The various papers on methodology which Weber published between 1903 and 1917 have had a strong and continuing influence despite the fact that they were largely directed to the writings of others and their arguments cannot fully be grasped except by readers already familiar with the history of the disputes among German philosophers and social scientists to which they refer. The subjects under dispute, however, have remained of central concern to philosophers and social scientists, and Weber's contribution to them anticipates to a remarkable degree the preoccupations of subsequent writers in Britain and the United States. These preoccupations have centred on the three topics of causality, meaning and values on which those who have asserted that there is a fundamental difference of kind between the natural and the social sciences have rested their arguments.

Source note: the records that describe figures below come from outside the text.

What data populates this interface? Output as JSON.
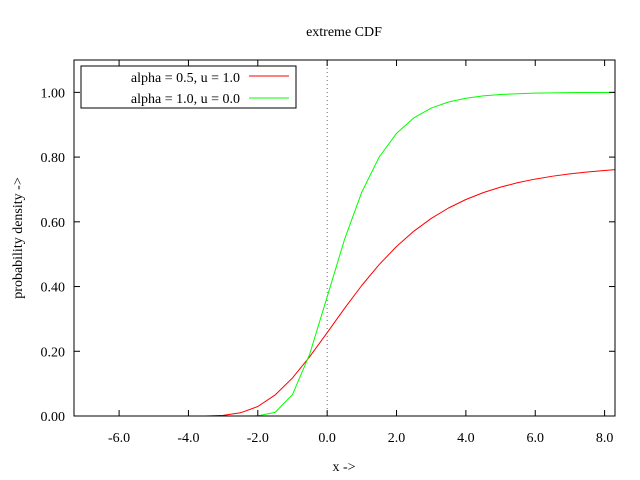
{
  "chart_data": {
    "type": "line",
    "title": "extreme CDF",
    "xlabel": "x ->",
    "ylabel": "probability density ->",
    "xlim": [
      -7.3,
      8.3
    ],
    "ylim": [
      0.0,
      1.1
    ],
    "x_ticks": [
      -6.0,
      -4.0,
      -2.0,
      0.0,
      2.0,
      4.0,
      6.0,
      8.0
    ],
    "x_tick_labels": [
      "-6.0",
      "-4.0",
      "-2.0",
      "0.0",
      "2.0",
      "4.0",
      "6.0",
      "8.0"
    ],
    "y_ticks": [
      0.0,
      0.2,
      0.4,
      0.6,
      0.8,
      1.0
    ],
    "y_tick_labels": [
      "0.00",
      "0.20",
      "0.40",
      "0.60",
      "0.80",
      "1.00"
    ],
    "grid": false,
    "vertical_reference_line_x": 0.0,
    "legend_position": "top-left",
    "series": [
      {
        "name": "alpha = 0.5, u = 1.0",
        "color": "#ff0000",
        "x": [
          -7.3,
          -4.0,
          -3.5,
          -3.0,
          -2.5,
          -2.0,
          -1.5,
          -1.0,
          -0.5,
          0.0,
          0.5,
          1.0,
          1.5,
          2.0,
          2.5,
          3.0,
          3.5,
          4.0,
          4.5,
          5.0,
          5.5,
          6.0,
          6.5,
          7.0,
          7.5,
          8.0,
          8.3
        ],
        "y": [
          0.0,
          0.0,
          0.0002,
          0.0021,
          0.0099,
          0.0293,
          0.065,
          0.1176,
          0.1836,
          0.2573,
          0.3323,
          0.4036,
          0.4679,
          0.5237,
          0.5711,
          0.6104,
          0.6427,
          0.669,
          0.6902,
          0.7072,
          0.721,
          0.7321,
          0.741,
          0.7482,
          0.754,
          0.7587,
          0.7611
        ]
      },
      {
        "name": "alpha = 1.0, u = 0.0",
        "color": "#00ff00",
        "x": [
          -7.3,
          -3.0,
          -2.5,
          -2.0,
          -1.5,
          -1.0,
          -0.5,
          0.0,
          0.5,
          1.0,
          1.5,
          2.0,
          2.5,
          3.0,
          3.5,
          4.0,
          4.5,
          5.0,
          5.5,
          6.0,
          6.5,
          7.0,
          7.5,
          8.0,
          8.3
        ],
        "y": [
          0.0,
          0.0,
          0.0,
          0.0006,
          0.0113,
          0.066,
          0.1923,
          0.3679,
          0.5452,
          0.6922,
          0.8001,
          0.8734,
          0.9212,
          0.9514,
          0.9703,
          0.9819,
          0.989,
          0.9933,
          0.9959,
          0.9975,
          0.9985,
          0.9991,
          0.9994,
          0.9997,
          0.9998
        ]
      }
    ]
  }
}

The relation between the three is itself a matter of controversy and those who have made this assertion have done so on a number of different and sometimes incompatible grounds. But they have tended to maintain, first, that human actions cannot be explained in terms of law-like relations of cause and effect; secondly, that to grasp the meaning which human actions have to those performing them requires a different method from any known to, or required by, practitioners of natural science; and thirdly, that the social scientist's moral, political and/or aesthetic values necessarily enter into his conclusions in a way that those of the natural scientist do not.